A priori, somos obesos de informações, porém insatisfeitos com a gula que nos consome diariamente. De todas as maneiras no dia, somos bombardeados por notícias que chegam dos mais amplos e diversos canais de comunicação.

A evolução tecnológica em equipamentos de informática é algo que a cada dia cresce para suprir as demandas dos famintos por informação ou por aqueles que querem acompanhar por um simples modismo.

Recentemente, saiu na revista Veja, uma reportagem com Steve Jobs, o criador dos aparelhos Macintosh, que está revolucionando o mundo digital com o novo I-Pod, um aparelho digital portátil de músicas. Este possui a capacidade de armazenar mais canções em MP3 do que um cd comum, fora outras funções como gravar, ouvir músicas em FM, entre outras. Isso é algo inusitado, fantástico e ao mesmo tempo, supérfluo. Este pequeno apetrecho, o I-Pod, é semelhante ao “walkman” que fez muito sucesso na década de 80 pela empresa Sony.

Mas, diante de várias descobertas tecnológicas, e com a obsessão de inserir o ser humano no mundo virtual, o homem busca a perfeição para si diante de uma tela de computador. Com tantos recursos a sua disposição, ele luta pela perfeição a ponto de querer se igualar aos fenômenos da Física. Em suma, sempre haveremos de colidir com a vida, procurando uma esperança nas ciências. As nossas imperfeições já começam pelos nossos sentidos. Algum tempo atrás, um certo filósofo francês de nome Descartes, ousou e afirmou isso com uma simples frase: “Nossos sentidos são falhos”.

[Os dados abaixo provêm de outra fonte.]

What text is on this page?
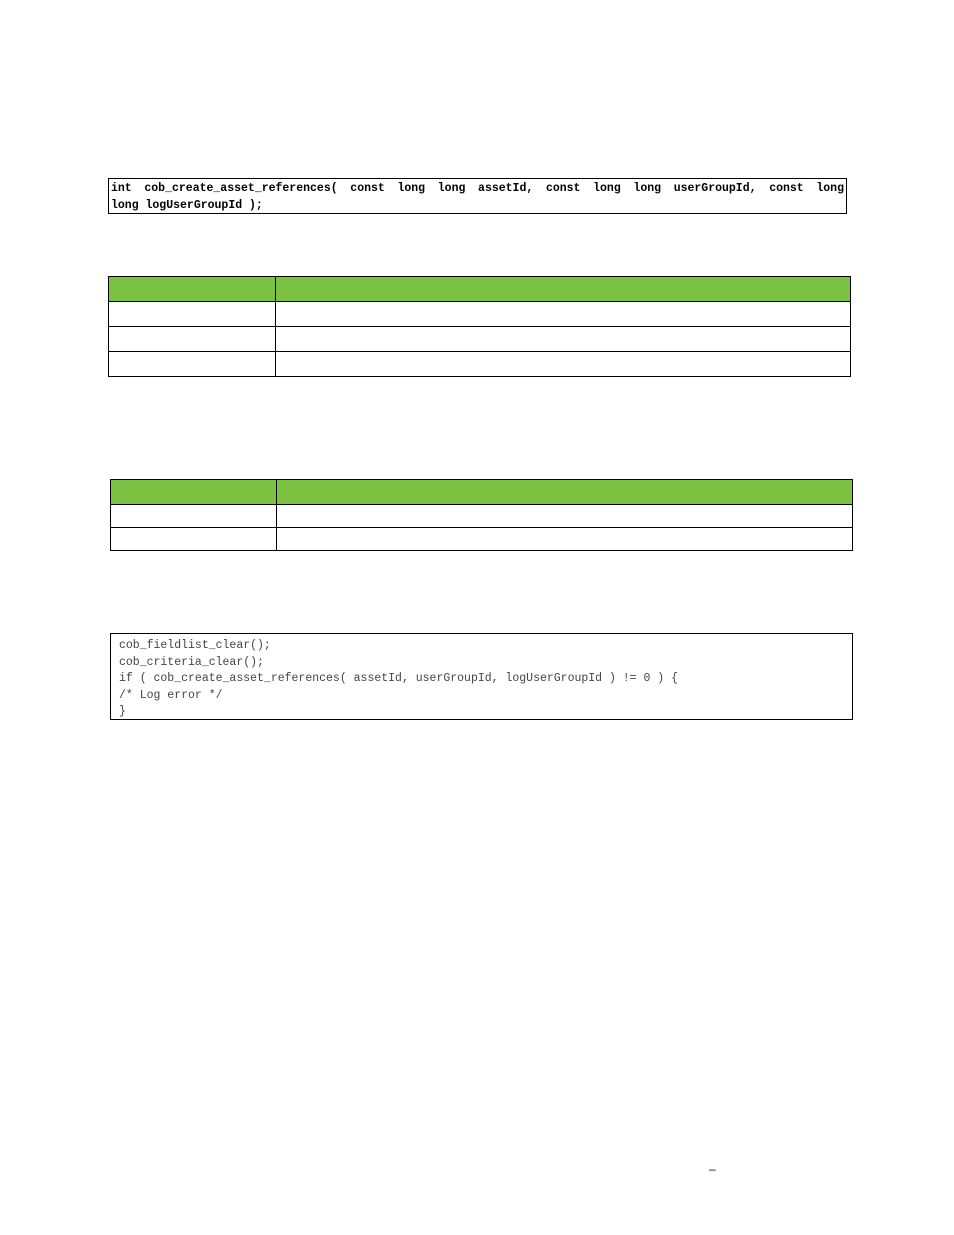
int cob_create_asset_references( const long long assetId, const long long userGroupId, const long
long logUserGroupId );

cob_fieldlist_clear();
cob_criteria_clear();
if ( cob_create_asset_references( assetId, userGroupId, logUserGroupId ) != 0 ) {
/* Log error */
}
–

Imaginem se inexistissem falhas e erros, e sim, sempre acertos, ou melhor, se não existissem as contradições. Talvez, não teríamos esta atual estrutura física dicotomizada. Aliás, não me permito imaginar como seríamos. Mas, já posso sentir que aparentaríamos a unicidade inata.

Em virtude disso, não se pode saber tudo, pois sem perdermos tempo, a publicação científica cresce aterradoramente. E cientificamente já foi comprovado que é impossível se atualizar e reter todas as informações. Refiro-me a informações generalizadas, independente dos assuntos.

Assim, é imprescindível que no presente sejamos proativos em conhecimento, mas que este seja absorvido de forma equilibrada e que sirva para responder as nossas necessidades. Logo, ao deglutirmos a informação, não corremos o risco de nos entalarmos, evitando uma boa digestão cultural.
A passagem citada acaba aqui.